Pie charts are useful when the groups represented by the independent variable are all discrete categories (e.g. red, yellow, blue. . .) rather than a numerical sequence (e.g. 1,2,3. . .). In addition, the categories also represent all the subsets of a whole—all the category values add up to 100%. In other words, you have the entire pie! Data values and/or category titles can be shown either inside each “slice” or outside the pie. The data could also be shown as a bar graph (see Section D), but showing it as a pie chart instead allows one to more easily compare the size of each group to the other groups and to the whole.

A-8

D. BAR GRAPHS

Bar graphs are appropriate in some cases. As with a pie chart, the key consideration is whether the independent variable (the variable you are manipulating in your experiment) is part of a numerical sequence (in which case, a line graph or scatter plot would be used) or represents discrete, separate groups. When you have discrete, separate groups, a bar graph can be used—it would make no sense to connect the data from one group to the next in a line. As with a line graph or scatter plot, the independent variable usually goes on the x-axis and the dependent variable is shown on the y-axis.

For example, researchers examined the stomach contents of birds from two different colonies. “Colony” is the independent variable because the researchers chose to see if where a bird lived would affect the type of food it ate. The volume of each food type ingested is the dependent variable—it is the data that the researcher set out to find and it may change according to colony location.

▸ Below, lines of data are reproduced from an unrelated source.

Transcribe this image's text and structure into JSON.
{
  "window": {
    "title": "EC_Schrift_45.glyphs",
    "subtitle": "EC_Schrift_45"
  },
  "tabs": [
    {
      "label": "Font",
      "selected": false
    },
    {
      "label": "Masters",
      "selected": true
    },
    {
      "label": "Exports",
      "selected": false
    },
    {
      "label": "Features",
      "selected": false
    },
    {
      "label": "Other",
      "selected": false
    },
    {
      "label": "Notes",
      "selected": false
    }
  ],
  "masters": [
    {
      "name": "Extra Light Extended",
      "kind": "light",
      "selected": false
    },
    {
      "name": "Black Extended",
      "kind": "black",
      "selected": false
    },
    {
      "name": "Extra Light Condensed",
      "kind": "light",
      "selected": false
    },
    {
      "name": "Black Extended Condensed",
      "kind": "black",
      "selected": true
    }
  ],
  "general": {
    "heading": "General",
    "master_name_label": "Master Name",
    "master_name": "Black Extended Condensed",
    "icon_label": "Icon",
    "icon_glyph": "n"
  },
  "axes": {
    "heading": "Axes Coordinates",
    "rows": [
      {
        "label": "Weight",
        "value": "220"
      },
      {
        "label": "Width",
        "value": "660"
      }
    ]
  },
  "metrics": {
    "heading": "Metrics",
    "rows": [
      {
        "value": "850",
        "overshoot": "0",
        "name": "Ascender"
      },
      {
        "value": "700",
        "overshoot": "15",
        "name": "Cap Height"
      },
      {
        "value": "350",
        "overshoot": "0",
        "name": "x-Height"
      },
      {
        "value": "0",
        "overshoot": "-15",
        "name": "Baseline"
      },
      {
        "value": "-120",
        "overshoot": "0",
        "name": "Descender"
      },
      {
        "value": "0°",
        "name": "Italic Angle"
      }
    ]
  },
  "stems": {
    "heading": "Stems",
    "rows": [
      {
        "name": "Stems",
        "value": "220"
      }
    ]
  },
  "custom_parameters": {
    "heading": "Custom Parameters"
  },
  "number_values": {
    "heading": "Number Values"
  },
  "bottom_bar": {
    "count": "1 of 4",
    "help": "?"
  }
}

Sometimes it is easier to place the independent variable on the y-axis if the labels themselves are long. This prevents the need to place labels sideways, making them harder to read. The graph below, which shows the population size of the ten most populous countries, displays the independent variable (country) on the y-axis and the dependent variable (population size) on the x-axis.

A-9

E. AREA GRAPHS

Another useful graph that allows us to view the relative proportion of all the groups being compared is an area graph. It is used when we have a line graph (the independent variable on the x-axis is a numerical sequence) showing multiple lines. Each data set (line) is part of a larger group—here we show total fish catch broken down by type of fish. Each line is graphed “on top” of the other, and the space between the lines is filled in with a different color. This is useful because at any given x-axis point (say, the year 1968) we can see what the total fish catch was as well as how much each type of fish contributed to the total catch. The width of the “ribbon” for each fish type at that point represents its y-axis value—in this case its catch in 1,000 tons. (The y-axis value opposite the ribbon represents the total for all groups.)